No, I would put text, images, video, and audio as one kind of "stuff" - NN training stuff. I would put knowledge graphs and rules for reasoning engines as another kind of stuff. If you use "modes" for text and images and so on, then I want something different from just "multimodal". I want left-brain vs right-brain, or slow vs fast, or something on that order. I want a different kind - not just fancier and larger LLMs. I want an LLM coupled to an inference engine with the Cyc encyclopedia available to it... or something in that direction. Maybe further than that.

Just LLMs aren't enough, and they aren't going to be enough.

You use words like "reasoning", but LLMs do not reason in the same way that an inference engine does. They can, at best, simulate it badly. I think we need more - not more of what we've got, but more of a different kind.

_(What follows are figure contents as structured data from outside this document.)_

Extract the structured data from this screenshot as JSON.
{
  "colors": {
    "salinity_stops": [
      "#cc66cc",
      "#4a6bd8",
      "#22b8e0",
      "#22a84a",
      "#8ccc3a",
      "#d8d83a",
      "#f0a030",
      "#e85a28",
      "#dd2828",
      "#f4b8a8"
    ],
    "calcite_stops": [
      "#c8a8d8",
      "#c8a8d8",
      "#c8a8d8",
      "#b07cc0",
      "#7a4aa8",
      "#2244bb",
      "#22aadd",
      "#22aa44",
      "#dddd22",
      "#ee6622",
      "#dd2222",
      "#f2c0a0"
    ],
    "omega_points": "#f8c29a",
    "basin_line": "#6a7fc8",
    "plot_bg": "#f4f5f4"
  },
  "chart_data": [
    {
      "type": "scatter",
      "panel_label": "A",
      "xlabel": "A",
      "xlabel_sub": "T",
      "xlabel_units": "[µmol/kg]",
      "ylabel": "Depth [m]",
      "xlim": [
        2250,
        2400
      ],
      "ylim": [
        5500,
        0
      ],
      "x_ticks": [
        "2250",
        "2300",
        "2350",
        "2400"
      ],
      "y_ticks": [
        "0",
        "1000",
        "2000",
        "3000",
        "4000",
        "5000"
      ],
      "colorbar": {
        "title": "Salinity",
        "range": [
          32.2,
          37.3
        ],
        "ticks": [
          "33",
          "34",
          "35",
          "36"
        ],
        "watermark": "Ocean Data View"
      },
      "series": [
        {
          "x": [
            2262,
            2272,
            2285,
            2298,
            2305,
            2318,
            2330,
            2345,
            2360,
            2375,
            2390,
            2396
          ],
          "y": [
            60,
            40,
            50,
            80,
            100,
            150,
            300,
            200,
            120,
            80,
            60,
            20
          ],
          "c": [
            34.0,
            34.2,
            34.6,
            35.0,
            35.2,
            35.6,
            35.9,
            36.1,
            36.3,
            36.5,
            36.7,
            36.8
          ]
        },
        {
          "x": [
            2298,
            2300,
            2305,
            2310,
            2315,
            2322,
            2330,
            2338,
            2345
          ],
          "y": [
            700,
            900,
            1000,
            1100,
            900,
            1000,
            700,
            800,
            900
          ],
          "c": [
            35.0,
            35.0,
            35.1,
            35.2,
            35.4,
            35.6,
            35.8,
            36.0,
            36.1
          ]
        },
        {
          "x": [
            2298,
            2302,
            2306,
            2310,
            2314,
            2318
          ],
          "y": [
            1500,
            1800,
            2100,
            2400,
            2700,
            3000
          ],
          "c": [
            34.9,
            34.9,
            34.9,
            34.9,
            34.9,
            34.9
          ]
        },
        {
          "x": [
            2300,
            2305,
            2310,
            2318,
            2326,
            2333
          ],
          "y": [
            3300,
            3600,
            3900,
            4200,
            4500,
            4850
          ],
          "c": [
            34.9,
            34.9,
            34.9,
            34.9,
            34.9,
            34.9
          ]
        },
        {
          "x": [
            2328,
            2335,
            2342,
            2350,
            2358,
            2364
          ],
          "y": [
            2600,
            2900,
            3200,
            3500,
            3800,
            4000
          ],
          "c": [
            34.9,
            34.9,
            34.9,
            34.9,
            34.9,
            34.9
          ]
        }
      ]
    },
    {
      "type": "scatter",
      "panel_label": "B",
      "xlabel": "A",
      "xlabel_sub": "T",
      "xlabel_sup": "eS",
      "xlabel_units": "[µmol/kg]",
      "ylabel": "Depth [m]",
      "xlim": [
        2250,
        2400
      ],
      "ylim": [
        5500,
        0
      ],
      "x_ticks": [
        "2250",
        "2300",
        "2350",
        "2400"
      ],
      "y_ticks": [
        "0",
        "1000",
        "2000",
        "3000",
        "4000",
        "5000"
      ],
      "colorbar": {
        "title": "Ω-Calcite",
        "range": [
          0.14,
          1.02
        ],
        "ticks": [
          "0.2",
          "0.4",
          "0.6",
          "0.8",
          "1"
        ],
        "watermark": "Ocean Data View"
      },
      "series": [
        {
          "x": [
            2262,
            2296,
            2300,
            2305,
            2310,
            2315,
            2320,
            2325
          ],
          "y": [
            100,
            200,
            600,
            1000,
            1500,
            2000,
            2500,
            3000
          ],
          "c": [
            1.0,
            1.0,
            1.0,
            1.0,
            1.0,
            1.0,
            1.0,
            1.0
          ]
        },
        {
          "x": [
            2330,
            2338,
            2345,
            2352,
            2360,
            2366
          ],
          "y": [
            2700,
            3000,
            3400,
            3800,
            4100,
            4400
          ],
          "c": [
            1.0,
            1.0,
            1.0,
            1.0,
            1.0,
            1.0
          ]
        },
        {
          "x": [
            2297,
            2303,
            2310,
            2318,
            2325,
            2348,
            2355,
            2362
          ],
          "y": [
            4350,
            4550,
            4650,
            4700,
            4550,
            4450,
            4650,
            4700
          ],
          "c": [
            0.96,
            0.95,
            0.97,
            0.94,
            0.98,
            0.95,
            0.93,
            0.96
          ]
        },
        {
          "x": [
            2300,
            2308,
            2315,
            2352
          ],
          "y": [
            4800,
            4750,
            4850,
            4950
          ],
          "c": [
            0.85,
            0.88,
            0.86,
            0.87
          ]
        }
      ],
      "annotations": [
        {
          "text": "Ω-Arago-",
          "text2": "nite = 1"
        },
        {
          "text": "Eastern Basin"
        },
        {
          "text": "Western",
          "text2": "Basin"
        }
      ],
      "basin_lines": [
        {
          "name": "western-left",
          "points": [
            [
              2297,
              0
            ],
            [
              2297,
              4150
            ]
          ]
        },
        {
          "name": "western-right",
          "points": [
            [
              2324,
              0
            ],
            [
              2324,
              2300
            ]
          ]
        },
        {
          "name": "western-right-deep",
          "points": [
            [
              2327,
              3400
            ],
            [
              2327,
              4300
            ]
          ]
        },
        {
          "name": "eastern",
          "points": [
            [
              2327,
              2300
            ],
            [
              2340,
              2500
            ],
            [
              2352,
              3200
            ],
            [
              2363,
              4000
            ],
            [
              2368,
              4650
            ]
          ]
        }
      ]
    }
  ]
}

> I want something different from just "multimodal". I want left-brain vs right-brain, or slow vs fast, or something on that order. I want a different kind - not just fancier and larger LLMs. I want an LLM coupled to an inference engine with the Cyc encyclopedia available to it...

So if I'm understanding, your objection isn't about the modalities that the model can work with (text, video, diagrams, ...), but about the kinds of processing it can do?

Many modern LLMs support tool calling (e.g: to look up entities in Google's knowledge graph, or evaluate code), mixture-of-experts architecture (specialized subnetworks that are enabled/disabled as needed per-query), and chain-of-thought inference (for questions requiring more complex reasoning). Would you consider those to be steps in the right direction?

> You use words like "reasoning", but LLMs do not reason in the same way that an inference engine does

If you view reasoning as something inference engines can do, then I don't think we disagree too much. Remaining difference may just be about error rate - I'm personally fine saying something can reason (at least "to some extent") even if it's a little fuzzy and not 100.0% accurate formal logic (else animals would also be excluded).